Choose to use de‐​stigmatizing language. For instance, say, “person who was addicted to drugs” rather than “addict.” That’s a term I hear used often in the media, but “addict” is a very stigmatizing term. Say, “using or not using drugs,” versus saying, “clean or dirty.” People are not defined by their addiction. Second, go to cdc​.gov/SSP to learn more about syringe service programs. Share it on your social media channels. Help other people become more educated about syringe service programs. Get involved in your community. Consider volunteering at or at least visiting an SSP. I’ll tell you, I talked about SSPs a lot before I visited one. Then I visited one and saw it in action, and you really do see people connected to care, connected to services. You see that trust that is built between the people who work there. There is no substitute for seeing it in person.

Join me in raising awareness about Naloxone. You could save a life, whether you’re at work or at home or in the parking lot or walking down the street. Educate your friends, family members, and colleagues about the steps we can all take to combat the opioid crisis.

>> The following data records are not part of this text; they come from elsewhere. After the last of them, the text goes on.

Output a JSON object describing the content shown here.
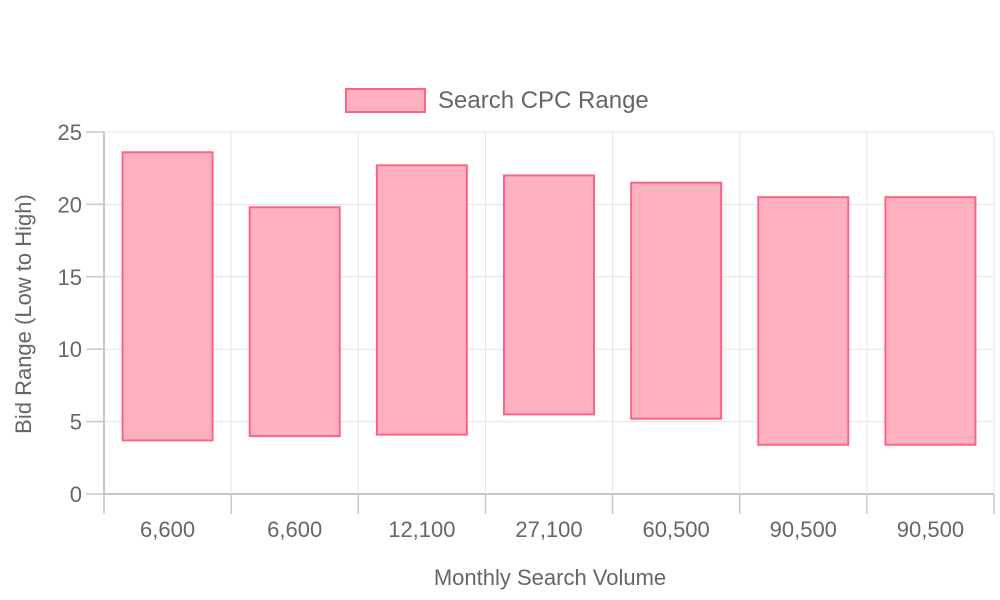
{
  "chart_data": {
    "type": "bar",
    "subtype": "floating-range",
    "legend": {
      "label": "Search CPC Range",
      "position": "top-center"
    },
    "categories": [
      "6,600",
      "6,600",
      "12,100",
      "27,100",
      "60,500",
      "90,500",
      "90,500"
    ],
    "series": [
      {
        "name": "Search CPC Range",
        "values": [
          [
            3.7,
            23.6
          ],
          [
            4.0,
            19.8
          ],
          [
            4.1,
            22.7
          ],
          [
            5.5,
            22.0
          ],
          [
            5.2,
            21.5
          ],
          [
            3.4,
            20.5
          ],
          [
            3.4,
            20.5
          ]
        ]
      }
    ],
    "xlabel": "Monthly Search Volume",
    "ylabel": "Bid Range (Low to High)",
    "ylim": [
      0,
      25
    ],
    "yticks": [
      0,
      5,
      10,
      15,
      20,
      25
    ],
    "grid": true,
    "colors": {
      "bar_fill": "#ffb1c1",
      "bar_stroke": "#ff6384",
      "grid": "#e5e5e5",
      "axis": "#c8c8c8",
      "text": "#666666"
    }
  }
}
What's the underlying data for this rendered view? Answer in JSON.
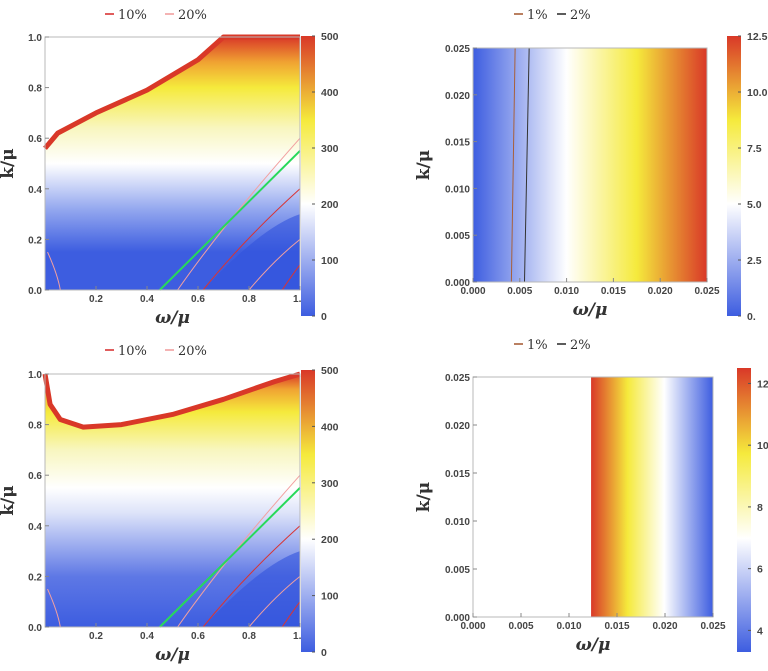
{
  "chart_data": [
    {
      "type": "heatmap",
      "panel": "top-left",
      "xlabel": "ω/μ",
      "ylabel": "k/μ",
      "xlim": [
        0,
        1
      ],
      "ylim": [
        0,
        1
      ],
      "x_ticks": [
        "0.2",
        "0.4",
        "0.6",
        "0.8",
        "1.0"
      ],
      "y_ticks": [
        "0.0",
        "0.2",
        "0.4",
        "0.6",
        "0.8",
        "1.0"
      ],
      "colorbar": {
        "range": [
          0,
          500
        ],
        "ticks": [
          "0",
          "100",
          "200",
          "300",
          "400",
          "500"
        ],
        "colors": [
          "#3d5de0",
          "#ffffff",
          "#f5ea3c",
          "#d93828"
        ]
      },
      "legend": [
        {
          "label": "10%",
          "color": "#d93434"
        },
        {
          "label": "20%",
          "color": "#f2a0a0"
        }
      ],
      "saturation_boundary": {
        "x": [
          0.0,
          0.05,
          0.2,
          0.4,
          0.6,
          0.7,
          1.0
        ],
        "y": [
          0.56,
          0.62,
          0.7,
          0.79,
          0.91,
          1.0,
          1.0
        ]
      },
      "green_line": {
        "x": [
          0.45,
          1.0
        ],
        "y": [
          0.0,
          0.55
        ]
      }
    },
    {
      "type": "heatmap",
      "panel": "top-right",
      "xlabel": "ω/μ",
      "ylabel": "k/μ",
      "xlim": [
        0,
        0.025
      ],
      "ylim": [
        0,
        0.025
      ],
      "x_ticks": [
        "0.000",
        "0.005",
        "0.010",
        "0.015",
        "0.020",
        "0.025"
      ],
      "y_ticks": [
        "0.000",
        "0.005",
        "0.010",
        "0.015",
        "0.020",
        "0.025"
      ],
      "colorbar": {
        "range": [
          0,
          12.5
        ],
        "ticks": [
          "0.",
          "2.5",
          "5.0",
          "7.5",
          "10.0",
          "12.5"
        ],
        "colors": [
          "#3d5de0",
          "#ffffff",
          "#f5ea3c",
          "#d93828"
        ]
      },
      "legend": [
        {
          "label": "1%",
          "color": "#a8603a"
        },
        {
          "label": "2%",
          "color": "#333333"
        }
      ],
      "contours": [
        {
          "label": "1%",
          "x": [
            0.0041,
            0.0045
          ]
        },
        {
          "label": "2%",
          "x": [
            0.0055,
            0.006
          ]
        }
      ]
    },
    {
      "type": "heatmap",
      "panel": "bottom-left",
      "xlabel": "ω/μ",
      "ylabel": "k/μ",
      "xlim": [
        0,
        1
      ],
      "ylim": [
        0,
        1
      ],
      "x_ticks": [
        "0.2",
        "0.4",
        "0.6",
        "0.8",
        "1.0"
      ],
      "y_ticks": [
        "0.0",
        "0.2",
        "0.4",
        "0.6",
        "0.8",
        "1.0"
      ],
      "colorbar": {
        "range": [
          0,
          500
        ],
        "ticks": [
          "0",
          "100",
          "200",
          "300",
          "400",
          "500"
        ],
        "colors": [
          "#3d5de0",
          "#ffffff",
          "#f5ea3c",
          "#d93828"
        ]
      },
      "legend": [
        {
          "label": "10%",
          "color": "#d93434"
        },
        {
          "label": "20%",
          "color": "#f2a0a0"
        }
      ],
      "saturation_boundary": {
        "x": [
          0.0,
          0.02,
          0.06,
          0.15,
          0.3,
          0.5,
          0.7,
          0.9,
          1.0
        ],
        "y": [
          1.0,
          0.88,
          0.82,
          0.79,
          0.8,
          0.84,
          0.9,
          0.97,
          1.0
        ]
      },
      "green_line": {
        "x": [
          0.45,
          1.0
        ],
        "y": [
          0.0,
          0.55
        ]
      }
    },
    {
      "type": "heatmap",
      "panel": "bottom-right",
      "xlabel": "ω/μ",
      "ylabel": "k/μ",
      "xlim": [
        0,
        0.025
      ],
      "ylim": [
        0,
        0.025
      ],
      "x_ticks": [
        "0.000",
        "0.005",
        "0.010",
        "0.015",
        "0.020",
        "0.025"
      ],
      "y_ticks": [
        "0.000",
        "0.005",
        "0.010",
        "0.015",
        "0.020",
        "0.025"
      ],
      "colorbar": {
        "range": [
          3.3,
          12.5
        ],
        "ticks": [
          "4",
          "6",
          "8",
          "10",
          "12"
        ],
        "colors": [
          "#3d5de0",
          "#ffffff",
          "#f5ea3c",
          "#d93828"
        ]
      },
      "legend": [
        {
          "label": "1%",
          "color": "#a8603a"
        },
        {
          "label": "2%",
          "color": "#333333"
        }
      ],
      "blank_region_x": [
        0,
        0.0123
      ]
    }
  ]
}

And finally, I call on you to lead with what I call bold compassion. Continue moving your communities, our communities, from a solely criminal justice–based approach to a more public health–oriented and partnership‐​based approach. Be proactive in encouraging dialogue. Ask the tough questions. Encourage others to share their stories in an effort to educate and to eradicate stigma, because the stronger the foundation of trust in our communities, the better equipped we will all be to solve this crisis and to face or, better yet, prevent the next one. Again, thank you to the Cato Institute. Thank you, Dr. Singer, and thank you to all of you for joining me today. Let’s keep this conversation going. I hope you will all join me in spreading the benefits of syringe service programs and lowering stigma.